Customs duties have been traditionally used to avert an undesired surge in imports, allowing nascent domestic industries to remain competitive. Developing countries would need to import sizeable equipment and services for upscaling their digital capabilities. Customs duties provide the necessary capital infusion for capacity building and in turn, attempt to address the digital divide — particularly high in low-income and developing countries, further exacerbated by the COVID-19 pandemic. It is in this context that India and South Africa had sought to preserve policy space for the digital advancement of developing countries by letting them generate more revenues from customs and thereby facilitate more investment.  

What were the discussions on patent relaxations?

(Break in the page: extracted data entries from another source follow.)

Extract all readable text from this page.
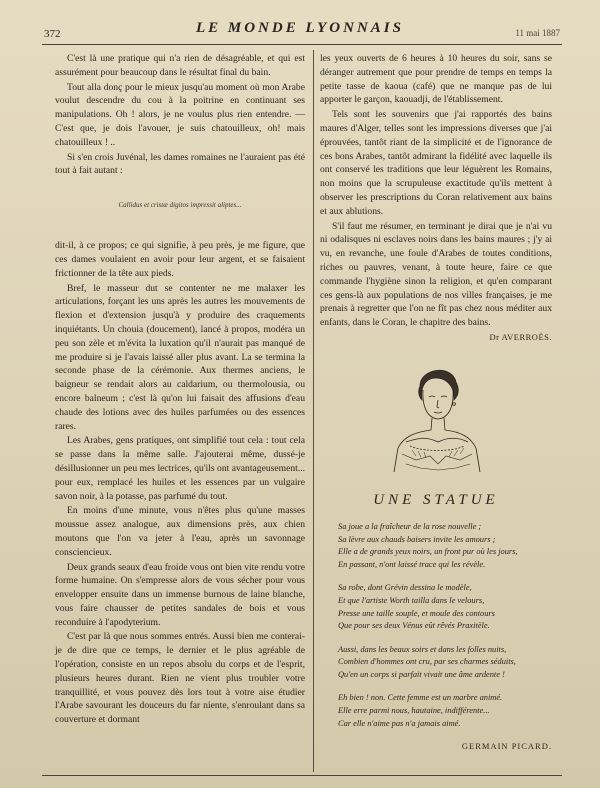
372	LE MONDE LYONNAIS	11 mai 1887

C'est là une pratique qui n'a rien de désagréable, et qui est assurément pour beaucoup dans le résultat final du bain.

Tout alla donç pour le mieux jusqu'au moment où mon Arabe voulut descendre du cou à la poitrine en continuant ses manipulations. Oh ! alors, je ne voulus plus rien entendre. — C'est que, je dois l'avouer, je suis chatouilleux, oh! mais chatouilleux ! ..

Si s'en crois Juvénal, les dames romaines ne l'auraient pas été tout à fait autant :

Callidus et cristæ digitos impressit aliptes...

dit-il, à ce propos; ce qui signifie, à peu près, je me figure, que ces dames voulaient en avoir pour leur argent, et se faisaient frictionner de la tête aux pieds.

Bref, le masseur dut se contenter ne me malaxer les articulations, forçant les uns après les autres les mouvements de flexion et d'extension jusqu'à y produire des craquements inquiétants. Un chouia (doucement), lancé à propos, modéra un peu son zèle et m'évita la luxation qu'il n'aurait pas manqué de me produire si je l'avais laissé aller plus avant. La se termina la seconde phase de la cérémonie. Aux thermes anciens, le baigneur se rendait alors au caldarium, ou thermolousia, ou encore balneum ; c'est là qu'on lui faisait des affusions d'eau chaude des lotions avec des huiles parfumées ou des essences rares.

Les Arabes, gens pratiques, ont simplifié tout cela : tout cela se passe dans la même salle. J'ajouterai même, dussé-je désillusionner un peu mes lectrices, qu'ils ont avantageusement... pour eux, remplacé les huiles et les essences par un vulgaire savon noir, à la potasse, pas parfumé du tout.

En moins d'une minute, vous n'êtes plus qu'une masses moussue assez analogue, aux dimensions près, aux chien moutons que l'on va jeter à l'eau, après un savonnage consciencieux.

Deux grands seaux d'eau froide vous ont bien vite rendu votre forme humaine. On s'empresse alors de vous sécher pour vous envelopper ensuite dans un immense burnous de laine blanche, vous faire chausser de petites sandales de bois et vous reconduire à l'apodyterium.

C'est par là que nous sommes entrés. Aussi bien me conterai-je de dire que ce temps, le dernier et le plus agréable de l'opération, consiste en un repos absolu du corps et de l'esprit, plusieurs heures durant. Rien ne vient plus troubler votre tranquillité, et vous pouvez dès lors tout à votre aise étudier l'Arabe savourant les douceurs du far niente, s'enroulant dans sa couverture et dormant

les yeux ouverts de 6 heures à 10 heures du soir, sans se déranger autrement que pour prendre de temps en temps la petite tasse de kaoua (café) que ne manque pas de lui apporter le garçon, kaouadji, de l'établissement.

Tels sont les souvenirs que j'ai rapportés des bains maures d'Alger, telles sont les impressions diverses que j'ai éprouvées, tantôt riant de la simplicité et de l'ignorance de ces bons Arabes, tantôt admirant la fidélité avec laquelle ils ont conservé les traditions que leur léguèrent les Romains, non moins que la scrupuleuse exactitude qu'ils mettent à observer les prescriptions du Coran relativement aux bains et aux ablutions.

S'il faut me résumer, en terminant je dirai que je n'ai vu ni odalisques ni esclaves noirs dans les bains maures ; j'y ai vu, en revanche, une foule d'Arabes de toutes conditions, riches ou pauvres, venant, à toute heure, faire ce que commande l'hygiène sinon la religion, et qu'en comparant ces gens-là aux populations de nos villes françaises, je me prenais à regretter que l'on ne fît pas chez nous méditer aux enfants, dans le Coran, le chapitre des bains.

Dr AVERROÈS.

UNE STATUE
Sa joue a la fraîcheur de la rose nouvelle ;
Sa lèvre aux chauds baisers invite les amours ;
Elle a de grands yeux noirs, un front pur où les jours,
En passant, n'ont laissé trace qui les révèle.
Sa robe, dont Grévin dessina le modèle,
Et que l'artiste Worth tailla dans le velours,
Presse une taille souple, et moule des contours
Que pour ses deux Vénus eût rêvés Praxitèle.
Aussi, dans les beaux soirs et dans les folles nuits,
Combien d'hommes ont cru, par ses charmes séduits,
Qu'en un corps si parfait vivait une âme ardente !
Eh bien ! non. Cette femme est un marbre animé.
Elle erre parmi nous, hautaine, indifférente...
Car elle n'aime pas n'a jamais aimé.
GERMAIN PICARD.
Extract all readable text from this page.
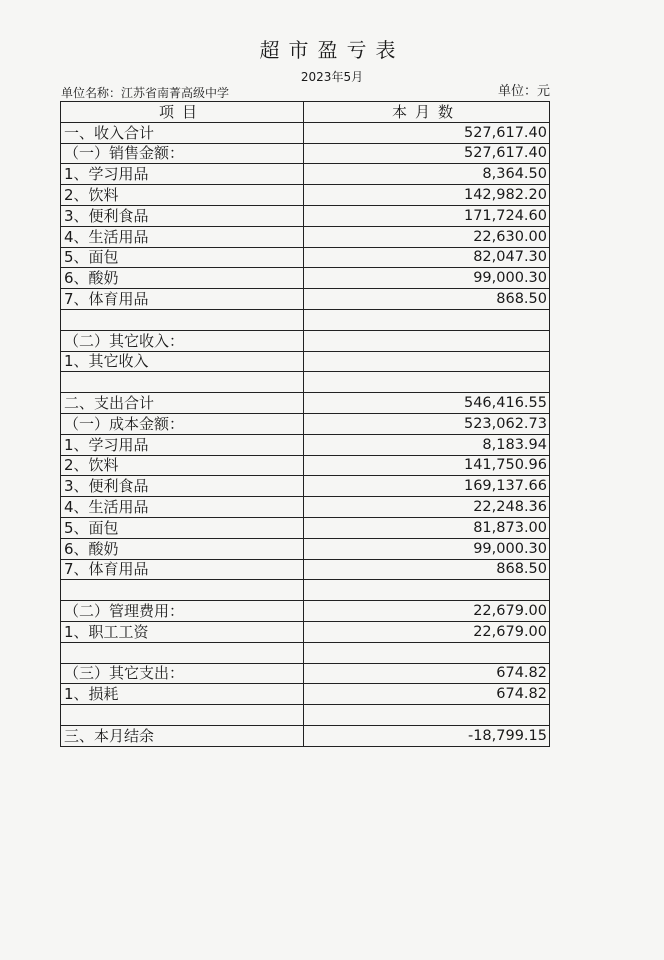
超市盈亏表
2023年5月
单位名称：江苏省南菁高级中学	单位：元
项目	本月数
一、收入合计	527,617.40
（一）销售金额：	527,617.40
1、学习用品	8,364.50
2、饮料	142,982.20
3、便利食品	171,724.60
4、生活用品	22,630.00
5、面包	82,047.30
6、酸奶	99,000.30
7、体育用品	868.50

（二）其它收入：	
1、其它收入	

二、支出合计	546,416.55
（一）成本金额：	523,062.73
1、学习用品	8,183.94
2、饮料	141,750.96
3、便利食品	169,137.66
4、生活用品	22,248.36
5、面包	81,873.00
6、酸奶	99,000.30
7、体育用品	868.50

（二）管理费用：	22,679.00
1、职工工资	22,679.00

（三）其它支出：	674.82
1、损耗	674.82

三、本月结余	-18,799.15
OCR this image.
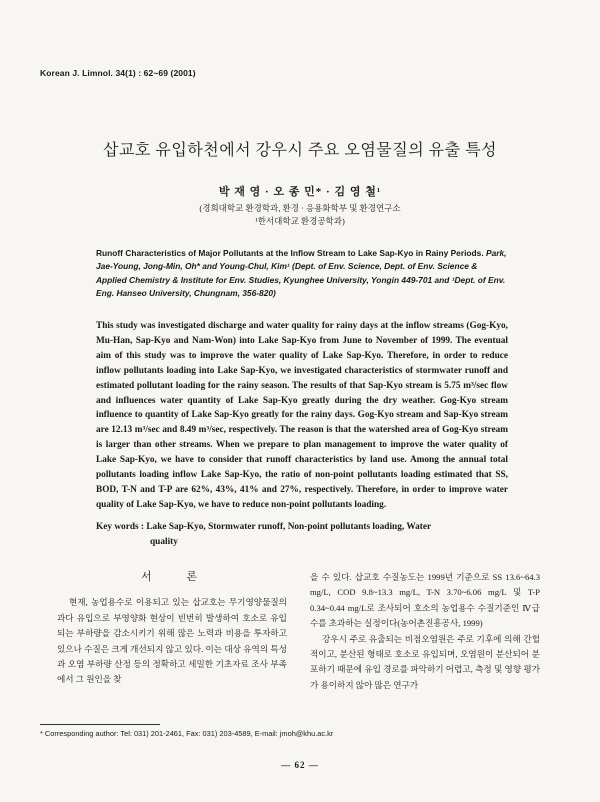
Korean J. Limnol. 34(1) : 62~69 (2001)
삽교호 유입하천에서 강우시 주요 오염물질의 유출 특성
박 재 영 · 오 종 민* · 김 영 철¹
(경희대학교 환경학과, 환경 · 응용화학부 및 환경연구소
¹한서대학교 환경공학과)
Runoff Characteristics of Major Pollutants at the Inflow Stream to Lake Sap-Kyo in Rainy Periods. Park, Jae-Young, Jong-Min, Oh* and Young-Chul, Kim¹ (Dept. of Env. Science, Dept. of Env. Science & Applied Chemistry & Institute for Env. Studies, Kyunghee University, Yongin 449-701 and ¹Dept. of Env. Eng. Hanseo University, Chungnam, 356-820)
This study was investigated discharge and water quality for rainy days at the inflow streams (Gog-Kyo, Mu-Han, Sap-Kyo and Nam-Won) into Lake Sap-Kyo from June to November of 1999. The eventual aim of this study was to improve the water quality of Lake Sap-Kyo. Therefore, in order to reduce inflow pollutants loading into Lake Sap-Kyo, we investigated characteristics of stormwater runoff and estimated pollutant loading for the rainy season. The results of that Sap-Kyo stream is 5.75 m³/sec flow and influences water quantity of Lake Sap-Kyo greatly during the dry weather. Gog-Kyo stream influence to quantity of Lake Sap-Kyo greatly for the rainy days. Gog-Kyo stream and Sap-Kyo stream are 12.13 m³/sec and 8.49 m³/sec, respectively. The reason is that the watershed area of Gog-Kyo stream is larger than other streams. When we prepare to plan management to improve the water quality of Lake Sap-Kyo, we have to consider that runoff characteristics by land use. Among the annual total pollutants loading inflow Lake Sap-Kyo, the ratio of non-point pollutants loading estimated that SS, BOD, T-N and T-P are 62%, 43%, 41% and 27%, respectively. Therefore, in order to improve water quality of Lake Sap-Kyo, we have to reduce non-point pollutants loading.
Key words : Lake Sap-Kyo, Stormwater runoff, Non-point pollutants loading, Water
quality
서 론

현재, 농업용수로 이용되고 있는 삽교호는 무기영양물질의 과다 유입으로 부영양화 현상이 빈번히 발생하여 호소로 유입되는 부하량을 감소시키기 위해 많은 노력과 비용을 투자하고 있으나 수질은 크게 개선되지 않고 있다. 이는 대상 유역의 특성과 오염 부하량 산정 등의 정확하고 세밀한 기초자료 조사 부족에서 그 원인을 찾

을 수 있다. 삽교호 수질농도는 1999년 기준으로 SS 13.6~64.3 mg/L, COD 9.8~13.3 mg/L, T-N 3.70~6.06 mg/L 및 T-P 0.34~0.44 mg/L로 조사되어 호소의 농업용수 수질기준인 Ⅳ급수를 초과하는 실정이다(농어촌진흥공사, 1999)

강우시 주로 유출되는 비점오염원은 주로 기후에 의해 간헐적이고, 분산된 형태로 호소로 유입되며, 오염원이 분산되어 분포하기 때문에 유입 경로를 파악하기 어렵고, 측정 및 영향 평가가 용이하지 않아 많은 연구가

* Corresponding author: Tel: 031) 201-2461, Fax: 031) 203-4589, E-mail: jmoh@khu.ac.kr
— 62 —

Member countries agreed on authorising the use of the subject matter of a patent for producing COVID-19 vaccines by a member country, without the consent of the rights holder. Further, it asks member countries to waive requirements, including export restrictions, set forth by WTO regulations to supply domestic markets and member countries with any number of vaccines. The agreement, however, comes too little, too late for economically poorer countries.

Several LDCs have suffered in their efforts to combat the now nearly three-year-old pandemic, owing to factors such as a stressed balance of payments situation , different levels of development, financial capabilities and varying degrees of import dependence on those products.

Within the next six months, members are expected to decide on increasing the scope of the agreement to cover the production and supply of COVID-19 diagnostics and therapeutics as well.